I’ve been there myself. Stacked sheets flapping on the fridge door, a pile of larger pieces on the kitchen table, a bulging box file in the cupboard, and another, and another… And none of it being displayed and enjoyed – which is what art is for, right? After all, not every child grows up to be an artist, and these creative years of paint and glue might be just another of those passing moments in the parenting journey.

Hopefully there’s something here that you can use: something which will brighten your home and create a proper place and purpose for all those pictures and paintings.

1. Space Saver: A Digital Art Gallery If space is an issue this is a great option. Don’t panic. I’m not suggesting you create a back catalogue – this is all about finding a way forward! Photograph the art as it arrives in the home – your child might be able to do this (any excuse to play with your phone!), then save the photos in a dedicated folder so they can easily be found and scrolled through. If you have computer, tablet or digital photo frame you could use it to set the photos to scroll through automatically. 

2. Stacking: The Magnetic Fridge Frame It’s so unbelievably easy to make a magnetic fridge frame. Just take an A4 photo frame, discard the glazing and backing, and stick adhesive magnetic tape all around the back edge. The tape comes on a roll and can be cut to length with scissors. It really is that simple. These frames can hold more than a single sheet, so you can keep a fair number of works in just one frame, and they’re held flat to the fridge so they won’t be flapping around every time you open the door. 

3. Collage: Classic Pin Board The obvious solution is the classic pinboard, but where many parents fall down is on size and quality.
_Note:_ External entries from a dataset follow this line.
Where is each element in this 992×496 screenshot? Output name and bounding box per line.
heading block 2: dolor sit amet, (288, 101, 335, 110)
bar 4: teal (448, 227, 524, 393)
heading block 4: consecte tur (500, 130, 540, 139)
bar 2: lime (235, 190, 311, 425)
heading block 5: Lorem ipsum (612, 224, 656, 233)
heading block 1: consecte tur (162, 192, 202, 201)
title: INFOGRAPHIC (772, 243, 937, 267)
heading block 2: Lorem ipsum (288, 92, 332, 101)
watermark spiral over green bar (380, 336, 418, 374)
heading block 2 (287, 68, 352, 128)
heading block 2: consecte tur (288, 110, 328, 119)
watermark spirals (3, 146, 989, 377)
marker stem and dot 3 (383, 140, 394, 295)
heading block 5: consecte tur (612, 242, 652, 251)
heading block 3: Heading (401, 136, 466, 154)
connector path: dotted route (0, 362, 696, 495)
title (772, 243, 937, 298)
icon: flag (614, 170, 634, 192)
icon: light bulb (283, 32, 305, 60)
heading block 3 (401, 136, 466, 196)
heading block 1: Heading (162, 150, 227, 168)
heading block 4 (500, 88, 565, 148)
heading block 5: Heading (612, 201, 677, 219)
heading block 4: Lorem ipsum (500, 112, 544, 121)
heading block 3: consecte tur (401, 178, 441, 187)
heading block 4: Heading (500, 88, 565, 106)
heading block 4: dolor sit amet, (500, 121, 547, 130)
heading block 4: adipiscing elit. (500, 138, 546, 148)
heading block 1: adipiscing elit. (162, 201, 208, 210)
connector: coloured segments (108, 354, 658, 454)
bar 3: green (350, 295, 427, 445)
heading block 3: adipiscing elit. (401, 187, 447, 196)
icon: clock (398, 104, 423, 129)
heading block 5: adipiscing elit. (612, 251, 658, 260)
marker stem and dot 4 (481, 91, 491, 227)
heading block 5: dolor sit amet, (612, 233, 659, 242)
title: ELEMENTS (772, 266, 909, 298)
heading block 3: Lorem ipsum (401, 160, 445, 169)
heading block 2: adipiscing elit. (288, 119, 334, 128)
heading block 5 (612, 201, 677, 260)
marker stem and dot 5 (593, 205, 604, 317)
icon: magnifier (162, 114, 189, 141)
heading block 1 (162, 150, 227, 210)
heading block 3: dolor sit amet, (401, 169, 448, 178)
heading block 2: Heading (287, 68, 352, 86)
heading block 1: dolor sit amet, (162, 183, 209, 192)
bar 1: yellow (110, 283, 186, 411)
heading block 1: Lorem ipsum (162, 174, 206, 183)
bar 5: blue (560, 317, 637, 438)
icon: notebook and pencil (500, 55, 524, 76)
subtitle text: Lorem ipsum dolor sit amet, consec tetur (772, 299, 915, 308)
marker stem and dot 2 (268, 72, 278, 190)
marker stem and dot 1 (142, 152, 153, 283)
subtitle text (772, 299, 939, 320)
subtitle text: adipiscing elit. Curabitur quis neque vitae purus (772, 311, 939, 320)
Choose the biggest and the best possible. The bigger size means you can easily curate an ever-changing arrangement. One picture can be layered over another to build up a dense collage, and you can include other things like special birthday cards, certificates or medals, to make a really vibrant memory centre. Getting the best quality you can afford should ensure that the pins won’t be constantly falling out (ouch!). It will also mean the noticeboard looks good in its own right, so you’ll be happy to use it for other purposes later on. Of course, you can also create a pin wall by sticking cork sheet up, but that is rather trickier to get rid of later on.

4. Studio: An Artist’s Space If space allows, then you could go all out and create a little art studio area. You’ll need a table or desk, some wall space where art and inspirational images can be pinned or taped up, and an accessible place for storing all the art supplies. Perhaps some protective flooring that you don’t mind getting paint-y might be a good idea… Then, to fully address the art storage and display issue, you could invest in a print browser so finished work can be flicked through. Professional!
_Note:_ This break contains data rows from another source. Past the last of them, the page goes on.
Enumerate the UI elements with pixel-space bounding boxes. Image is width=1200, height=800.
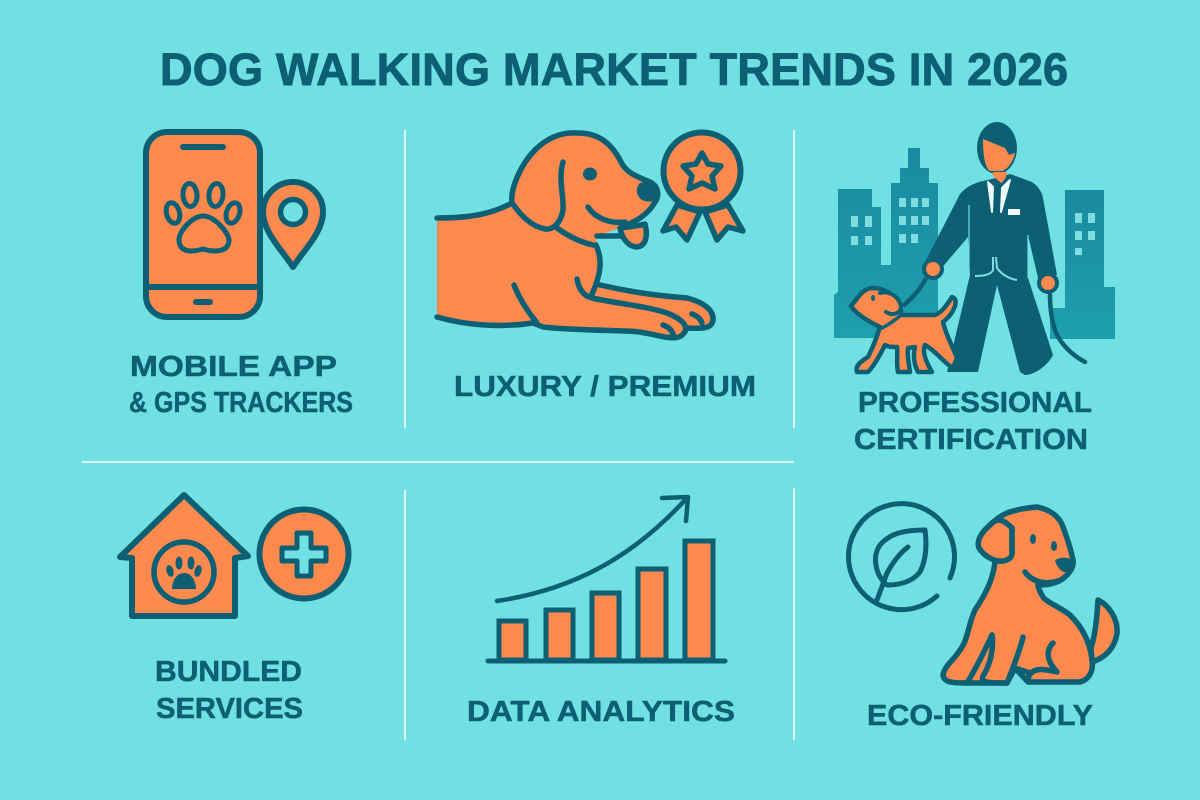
label: certification: CERTIFICATION xyxy=(854,424,1088,456)
label: GPS trackers: & GPS TRACKERS xyxy=(129,387,353,419)
label: data analytics: DATA ANALYTICS xyxy=(467,696,735,728)
label: professional: PROFESSIONAL xyxy=(858,387,1092,419)
label: services: SERVICES xyxy=(156,693,303,725)
icon: paw in house xyxy=(165,556,203,589)
bar chart xyxy=(488,541,725,661)
icon: award ribbon xyxy=(663,132,743,240)
icon: sitting puppy xyxy=(943,507,1117,683)
icon: medical cross xyxy=(260,510,348,598)
panel: luxury / premium xyxy=(437,132,756,403)
label: bundled: BUNDLED xyxy=(155,656,302,688)
panel: data analytics xyxy=(467,497,735,728)
panel: eco-friendly xyxy=(848,504,1117,732)
icon: dog house xyxy=(120,495,248,616)
icon: walker in suit xyxy=(903,122,1085,375)
panel: mobile app and GPS trackers xyxy=(129,132,353,419)
label: mobile app: MOBILE APP xyxy=(130,351,337,383)
panel: bundled services xyxy=(120,495,348,725)
icon: city skyline xyxy=(834,148,1115,339)
icon: leaf circle xyxy=(848,504,954,610)
icon: phone with paw xyxy=(146,132,260,317)
label: luxury / premium: LUXURY / PREMIUM xyxy=(454,371,756,403)
icon: lying dog xyxy=(437,133,713,338)
arrow: growth xyxy=(497,497,688,601)
icon: small dog xyxy=(851,288,957,372)
label: eco-friendly: ECO-FRIENDLY xyxy=(867,700,1093,732)
title: DOG WALKING MARKET TRENDS IN 2026 xyxy=(160,44,1068,95)
icon: map pin xyxy=(263,182,323,267)
panel: professional certification xyxy=(834,122,1115,456)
To finish, here are some other great ideas that aren’t about display, but are too lovely to overlook:

5. Choose 12 favourites each year and have them printed into a wall calendar. (Great gifting for the extended family!)

6. Create a memory book or scrap book, either get gluing with your child or use an online printing service.

7. Cut the pieces down and glue on to blank cards from the craft store, to make special gift cards for family and close friends. But, be careful, you might end up with a total melt down on your hands!